Questa situazione crea un terreno di coltura per una retorica di opposizione alla crescita, che trova eco nelle paure di un futuro incomprensibile e minaccioso. La lotta contro il Tav è una battaglia di retroguardia, ma con potenziali costi economici e sociali altissimi. La fiducia nel futuro, elemento imprescindibile per lo sviluppo di qualsiasi società, rischia di essere la prima vittima di questa contesa. Il movimento No Tav rappresenta, in ultima analisi, un rifiuto del cambiamento alimentato da un insieme di fattori politici, culturali ed economici. È una resistenza che non guarda solo al presente, ma che è anche radicata nel passato, nella nostalgia per un’epoca che non esiste più. È una battaglia che strumentalizza politicamente le paure e le speranze di una comunità che si sente minacciata da una ferrovia, ma che al contempo non può ignorare la necessità di evolversi per non restare indietro.

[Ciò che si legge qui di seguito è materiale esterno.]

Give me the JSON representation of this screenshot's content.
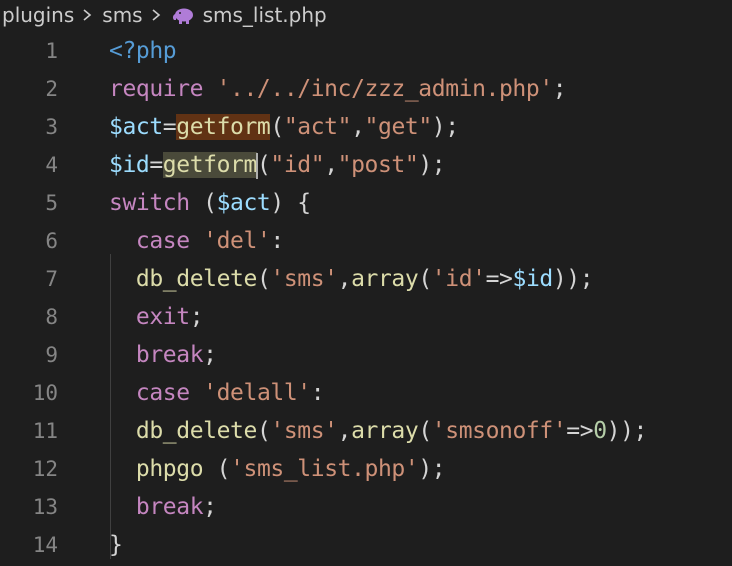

La questione del Tav è dunque molto più di un semplice dibattito su un’infrastruttura. È un esempio lampante di come il progresso possa incontrare resistenze profonde, radicate non solo in questioni tecniche o ambientali, ma anche in dinamiche sociali e culturali complesse. Quella dei No Tav è una battaglia destinata a sicura sconfitta, ma che rischia di lasciare sul terreno molte vittime, la prima delle quali è la fiducia nel futuro. Un costo che nessuna società può permettersi di pagare a cuor leggero.